Researchers: P. Välimäki1, A. Kuronen,
and J. Stepanek2
1Helsinki University Central Hospital, Finland
2 University of Zurich and Paul Scherrer Institute, Switzerland
New promising methods in cancer treatment like radioimmuno and neutron capture therapies provide new challenges to dosimetry. Contrary to the therapies exploiting external beam, radiation distributions in these new methods are generally highly non-uniform. Since there exists at the moment no means to measure the doses absorbed by the patients from internally deposited radionuclides, the only way to proceed is to develop theoretical methods to estimate these doses.
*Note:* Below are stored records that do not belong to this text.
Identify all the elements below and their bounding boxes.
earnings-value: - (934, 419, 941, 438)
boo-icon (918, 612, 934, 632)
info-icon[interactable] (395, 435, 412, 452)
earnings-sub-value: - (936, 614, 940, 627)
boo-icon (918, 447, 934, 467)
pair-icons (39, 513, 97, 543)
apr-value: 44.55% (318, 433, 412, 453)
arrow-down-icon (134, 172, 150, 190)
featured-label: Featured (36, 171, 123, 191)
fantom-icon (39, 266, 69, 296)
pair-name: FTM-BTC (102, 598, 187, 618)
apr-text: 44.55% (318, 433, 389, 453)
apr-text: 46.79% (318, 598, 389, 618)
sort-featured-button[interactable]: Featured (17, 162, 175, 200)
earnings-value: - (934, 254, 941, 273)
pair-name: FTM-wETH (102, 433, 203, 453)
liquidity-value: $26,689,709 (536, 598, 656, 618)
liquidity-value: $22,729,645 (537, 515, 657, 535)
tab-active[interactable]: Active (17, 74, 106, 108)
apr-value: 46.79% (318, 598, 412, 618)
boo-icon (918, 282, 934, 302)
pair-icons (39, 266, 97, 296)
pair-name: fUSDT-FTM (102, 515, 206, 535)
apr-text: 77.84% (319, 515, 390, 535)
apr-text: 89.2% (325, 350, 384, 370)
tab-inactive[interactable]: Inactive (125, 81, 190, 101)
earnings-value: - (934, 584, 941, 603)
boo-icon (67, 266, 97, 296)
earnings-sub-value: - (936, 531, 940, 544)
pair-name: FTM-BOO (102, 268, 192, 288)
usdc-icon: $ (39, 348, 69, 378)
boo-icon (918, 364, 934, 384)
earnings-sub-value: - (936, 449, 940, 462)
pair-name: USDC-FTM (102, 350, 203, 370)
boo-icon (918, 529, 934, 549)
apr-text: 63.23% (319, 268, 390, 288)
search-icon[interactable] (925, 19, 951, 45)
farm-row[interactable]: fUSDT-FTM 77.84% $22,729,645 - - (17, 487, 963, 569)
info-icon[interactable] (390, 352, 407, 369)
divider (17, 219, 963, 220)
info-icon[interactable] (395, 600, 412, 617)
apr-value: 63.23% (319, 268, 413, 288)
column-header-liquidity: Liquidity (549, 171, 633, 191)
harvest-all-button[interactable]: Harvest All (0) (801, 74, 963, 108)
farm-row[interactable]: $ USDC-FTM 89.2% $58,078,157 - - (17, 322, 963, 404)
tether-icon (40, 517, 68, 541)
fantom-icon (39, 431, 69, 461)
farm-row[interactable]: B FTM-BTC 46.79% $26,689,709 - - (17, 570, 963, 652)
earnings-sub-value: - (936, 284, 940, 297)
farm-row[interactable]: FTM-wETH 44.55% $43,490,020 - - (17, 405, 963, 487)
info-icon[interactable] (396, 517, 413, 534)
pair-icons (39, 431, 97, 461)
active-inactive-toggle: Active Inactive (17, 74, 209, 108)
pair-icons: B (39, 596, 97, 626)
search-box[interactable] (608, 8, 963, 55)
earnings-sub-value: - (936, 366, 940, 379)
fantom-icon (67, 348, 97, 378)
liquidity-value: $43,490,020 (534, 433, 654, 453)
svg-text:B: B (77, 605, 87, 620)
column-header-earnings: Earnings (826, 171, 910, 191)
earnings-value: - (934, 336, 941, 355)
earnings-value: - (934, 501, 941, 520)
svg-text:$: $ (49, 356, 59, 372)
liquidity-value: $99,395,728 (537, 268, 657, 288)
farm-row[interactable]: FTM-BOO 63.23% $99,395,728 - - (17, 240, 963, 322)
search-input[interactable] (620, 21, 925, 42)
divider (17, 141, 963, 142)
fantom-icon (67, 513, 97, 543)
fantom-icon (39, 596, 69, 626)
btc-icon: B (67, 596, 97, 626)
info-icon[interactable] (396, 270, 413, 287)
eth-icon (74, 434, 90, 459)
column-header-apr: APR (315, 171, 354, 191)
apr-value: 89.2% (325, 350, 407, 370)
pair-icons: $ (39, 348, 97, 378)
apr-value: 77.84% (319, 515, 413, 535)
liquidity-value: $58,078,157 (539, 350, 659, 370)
One remarkable, but mostly disregarded factor in analytical microdosimetry is the cell cluster model to which the dosimetric calculation itself is applied. Three dimensional cell cluster models have so far been quite simple consisting mainly of clusters of spheres largely due to insufficient computing capacity. On the other hand the cell-level dosimetry field has lacked totally the verification of the cluster models against biological reality. We are currently developing a new method to overcome both of these deficiencies. As the basis for the modelling the method uses realistic cell related microscopy data of the tissues. Dose calculations in the realistic cell cluster makes it possible to verify the usefulness of the currently used cell cluster models and to further estimate the effects of the cell shape, the cell size variation and the spatial distribution of the cells in the cell-level dosimetry.
Figure 34: Cell models used in cell-level dosimetry. On the left: Cross section of a cell cluster based on the simple cubic close-packed structure. On the right: Cross section of the model created using the optimization method. Red spheres are the smaller tumor cells and green spheres denote the larger healthy cell surrounding the tumor.